I waved a hand in her direction. "Fire when ready," I said and then winced as Melgara injected me with something else. As soon as the cannon fire finished, I went back to evasive maneuvers as the ship shuddered under a particularly jarring impact. At the same moment, I began to cough up blood.
"Doctor, you are supposed to save him." Lily scowled.
I frowned, turning back to the doctor. "Right. What did you inject me with again?"
"Let me do my job, and you can do yours, Captain.
" She spoke with enough attitude that I realized she wasn't in the mood to be answering any questions. She seemed annoyed that I’d just asked that one.
In fact, she didn't look to be much in the mood for anything.
"By the way, you're not dead yet," Melgara said, as if that was beyond expectations.
“Pip!” The little leviton flew into the room. I’d left him behind on the ship. While he was well-behaved, we hadn’t needed an unknown variable during the duel. “Pip!” He squealed again as he came to a stop by my side.
I glanced at my side, the grisly wound, and grimaced. "Make me a promise that I won't die before I get us out of this situation." I grinned at Melgara and leaned hard into the controls. “There are too many people here on the ship that I need to take responsibility for.”
There was no time for the banter. The ship shuddered every few moments as another blast came too close and threatened to shake us from our trajectory.
I wondered how Violet was doing. I checked on her to find her leaning over her controls, panting with a pained expression.
I grimaced. Okay, Violet was not a variable we could use at the moment.
But that was fine; we likely were not going to take out the battleship’s shields quickly anyway. They were just soaking up her volleys.
“Focus,” Melgara said, drawing my attention back to piloting.
“Or you could take those controls,” I teased Melgara, glancing over my shoulder, noting that she was frowning.
I was really not liking these negative reads from my doctor.
When a person was suffering from internal bleeding and trying to escape a battle, they wanted their doctor to tell them they were at their peak health.
"You've opened up several more of your bleeds. I’ve put some clotting agent into your system, but that’ll only slow your death down and potentially cause secondary issues," Melgara observed, and I pulled the ship back into a spinning ascent.

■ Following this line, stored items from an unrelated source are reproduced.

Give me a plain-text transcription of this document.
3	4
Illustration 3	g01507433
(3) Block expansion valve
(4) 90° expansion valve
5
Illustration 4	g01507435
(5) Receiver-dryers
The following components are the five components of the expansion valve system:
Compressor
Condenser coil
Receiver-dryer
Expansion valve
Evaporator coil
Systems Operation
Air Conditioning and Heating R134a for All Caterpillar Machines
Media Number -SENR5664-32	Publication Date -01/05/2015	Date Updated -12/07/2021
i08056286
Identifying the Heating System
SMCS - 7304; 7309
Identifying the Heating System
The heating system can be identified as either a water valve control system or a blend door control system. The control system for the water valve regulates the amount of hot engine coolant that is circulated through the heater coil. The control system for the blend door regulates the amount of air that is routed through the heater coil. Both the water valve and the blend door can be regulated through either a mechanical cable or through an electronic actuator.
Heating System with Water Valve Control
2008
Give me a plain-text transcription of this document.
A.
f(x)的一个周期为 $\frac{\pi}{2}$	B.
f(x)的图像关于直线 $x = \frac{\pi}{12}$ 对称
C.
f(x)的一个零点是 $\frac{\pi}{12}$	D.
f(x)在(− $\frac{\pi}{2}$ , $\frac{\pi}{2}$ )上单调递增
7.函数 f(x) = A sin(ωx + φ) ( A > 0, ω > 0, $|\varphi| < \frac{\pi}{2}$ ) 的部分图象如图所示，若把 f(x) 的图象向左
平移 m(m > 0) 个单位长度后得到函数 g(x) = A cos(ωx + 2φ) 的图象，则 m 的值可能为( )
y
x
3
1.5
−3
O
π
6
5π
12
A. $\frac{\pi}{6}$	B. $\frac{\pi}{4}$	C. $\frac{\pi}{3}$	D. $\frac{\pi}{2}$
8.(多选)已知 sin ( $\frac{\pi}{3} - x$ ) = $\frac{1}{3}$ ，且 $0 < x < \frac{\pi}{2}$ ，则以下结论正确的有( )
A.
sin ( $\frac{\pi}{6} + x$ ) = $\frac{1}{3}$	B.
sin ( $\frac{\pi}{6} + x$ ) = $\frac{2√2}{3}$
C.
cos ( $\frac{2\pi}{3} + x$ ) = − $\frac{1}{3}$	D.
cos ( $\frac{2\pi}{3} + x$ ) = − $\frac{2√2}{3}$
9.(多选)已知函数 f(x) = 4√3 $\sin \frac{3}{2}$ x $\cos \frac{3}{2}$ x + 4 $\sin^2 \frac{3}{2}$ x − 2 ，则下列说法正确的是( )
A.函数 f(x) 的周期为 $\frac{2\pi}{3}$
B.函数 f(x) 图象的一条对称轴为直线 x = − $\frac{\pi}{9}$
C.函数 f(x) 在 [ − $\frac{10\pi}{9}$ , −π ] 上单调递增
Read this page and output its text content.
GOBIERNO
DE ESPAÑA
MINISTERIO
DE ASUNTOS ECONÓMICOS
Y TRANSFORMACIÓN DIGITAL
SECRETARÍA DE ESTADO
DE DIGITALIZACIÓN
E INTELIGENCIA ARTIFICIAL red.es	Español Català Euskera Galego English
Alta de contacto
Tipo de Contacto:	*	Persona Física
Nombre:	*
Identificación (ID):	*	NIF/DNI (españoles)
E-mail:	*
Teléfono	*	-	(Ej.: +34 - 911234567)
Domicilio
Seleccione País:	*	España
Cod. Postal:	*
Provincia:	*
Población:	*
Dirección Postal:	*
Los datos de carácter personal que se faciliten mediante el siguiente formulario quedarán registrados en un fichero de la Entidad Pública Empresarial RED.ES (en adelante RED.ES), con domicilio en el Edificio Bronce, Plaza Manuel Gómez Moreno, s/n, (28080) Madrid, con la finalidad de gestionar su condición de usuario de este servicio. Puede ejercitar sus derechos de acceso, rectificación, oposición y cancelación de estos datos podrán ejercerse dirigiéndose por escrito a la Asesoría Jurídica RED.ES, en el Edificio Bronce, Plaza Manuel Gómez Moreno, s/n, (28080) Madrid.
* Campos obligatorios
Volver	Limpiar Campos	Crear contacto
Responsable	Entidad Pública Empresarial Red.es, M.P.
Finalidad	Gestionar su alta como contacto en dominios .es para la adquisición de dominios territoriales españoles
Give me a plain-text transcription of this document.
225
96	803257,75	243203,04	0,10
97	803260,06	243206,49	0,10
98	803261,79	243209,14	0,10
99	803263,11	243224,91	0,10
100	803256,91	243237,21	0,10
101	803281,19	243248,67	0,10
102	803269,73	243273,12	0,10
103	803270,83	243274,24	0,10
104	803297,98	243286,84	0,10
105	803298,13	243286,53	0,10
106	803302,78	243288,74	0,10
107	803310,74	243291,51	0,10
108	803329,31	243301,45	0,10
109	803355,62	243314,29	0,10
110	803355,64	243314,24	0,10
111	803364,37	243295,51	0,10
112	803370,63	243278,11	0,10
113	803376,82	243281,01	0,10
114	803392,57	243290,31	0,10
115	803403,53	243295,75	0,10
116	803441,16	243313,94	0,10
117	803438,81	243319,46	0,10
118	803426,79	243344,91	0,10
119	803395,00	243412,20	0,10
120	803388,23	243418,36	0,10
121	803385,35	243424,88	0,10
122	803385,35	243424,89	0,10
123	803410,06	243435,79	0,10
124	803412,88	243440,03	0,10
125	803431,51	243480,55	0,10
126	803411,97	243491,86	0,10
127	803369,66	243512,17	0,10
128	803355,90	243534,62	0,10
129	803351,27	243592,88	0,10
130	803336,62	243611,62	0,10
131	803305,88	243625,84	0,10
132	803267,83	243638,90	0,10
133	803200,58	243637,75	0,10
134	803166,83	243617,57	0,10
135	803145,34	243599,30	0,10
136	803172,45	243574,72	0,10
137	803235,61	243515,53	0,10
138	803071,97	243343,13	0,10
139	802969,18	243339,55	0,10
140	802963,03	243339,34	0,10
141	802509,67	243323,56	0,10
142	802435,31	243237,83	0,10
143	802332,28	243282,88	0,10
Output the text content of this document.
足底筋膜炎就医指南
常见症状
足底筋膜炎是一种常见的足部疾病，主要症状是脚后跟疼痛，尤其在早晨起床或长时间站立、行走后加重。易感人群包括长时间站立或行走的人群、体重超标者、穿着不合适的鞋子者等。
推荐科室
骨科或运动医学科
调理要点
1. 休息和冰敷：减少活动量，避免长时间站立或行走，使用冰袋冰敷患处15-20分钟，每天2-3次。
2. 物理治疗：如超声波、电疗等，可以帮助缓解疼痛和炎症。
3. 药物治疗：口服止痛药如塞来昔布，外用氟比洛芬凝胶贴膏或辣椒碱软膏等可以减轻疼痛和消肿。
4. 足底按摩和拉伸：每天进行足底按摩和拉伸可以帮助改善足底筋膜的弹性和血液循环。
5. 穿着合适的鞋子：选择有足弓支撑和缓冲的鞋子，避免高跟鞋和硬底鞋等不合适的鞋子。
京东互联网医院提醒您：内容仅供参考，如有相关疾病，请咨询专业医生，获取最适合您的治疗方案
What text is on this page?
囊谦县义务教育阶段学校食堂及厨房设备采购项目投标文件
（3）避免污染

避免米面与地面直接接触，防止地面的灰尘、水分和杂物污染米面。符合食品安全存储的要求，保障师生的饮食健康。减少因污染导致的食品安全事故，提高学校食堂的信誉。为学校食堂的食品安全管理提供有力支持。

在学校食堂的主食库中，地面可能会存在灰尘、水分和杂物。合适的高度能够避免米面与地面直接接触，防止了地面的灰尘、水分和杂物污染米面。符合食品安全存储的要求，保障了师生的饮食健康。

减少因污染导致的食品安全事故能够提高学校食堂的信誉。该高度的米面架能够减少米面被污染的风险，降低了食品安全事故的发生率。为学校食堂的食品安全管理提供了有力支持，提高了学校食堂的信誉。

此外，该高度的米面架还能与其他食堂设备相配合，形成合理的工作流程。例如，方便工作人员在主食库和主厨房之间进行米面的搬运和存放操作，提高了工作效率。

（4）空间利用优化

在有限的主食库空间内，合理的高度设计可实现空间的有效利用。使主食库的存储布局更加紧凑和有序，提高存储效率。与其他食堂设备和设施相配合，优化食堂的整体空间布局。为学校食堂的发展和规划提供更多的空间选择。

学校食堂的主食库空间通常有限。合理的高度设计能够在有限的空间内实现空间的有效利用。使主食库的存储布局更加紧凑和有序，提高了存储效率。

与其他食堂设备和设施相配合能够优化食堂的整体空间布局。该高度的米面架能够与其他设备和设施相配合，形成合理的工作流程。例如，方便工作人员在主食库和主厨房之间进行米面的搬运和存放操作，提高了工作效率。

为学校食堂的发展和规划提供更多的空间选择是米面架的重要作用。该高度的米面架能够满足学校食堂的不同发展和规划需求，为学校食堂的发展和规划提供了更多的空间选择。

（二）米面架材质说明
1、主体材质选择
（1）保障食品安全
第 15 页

"Is there anything you can do, Lily?" I asked.
"About the bleeding?" she returned my concern.
"No, the battleship is far more concerning." I shook my head.
Lily seemed to disagree with my priorities. But we could settle that later.
"No, while we're in atmosphere, there's little chance I could launch any substantial mass and hit them. Maybe once we're in space, but even then, we'd have to get me into space and essentially get them to run into me."
I nodded, which seemed to have been too rough because Pip squeaked on my shoulder. "Anything you can do?" I asked, and he tilted his head before I smiled at the little leviton. "You're right. Looking cute is already enough."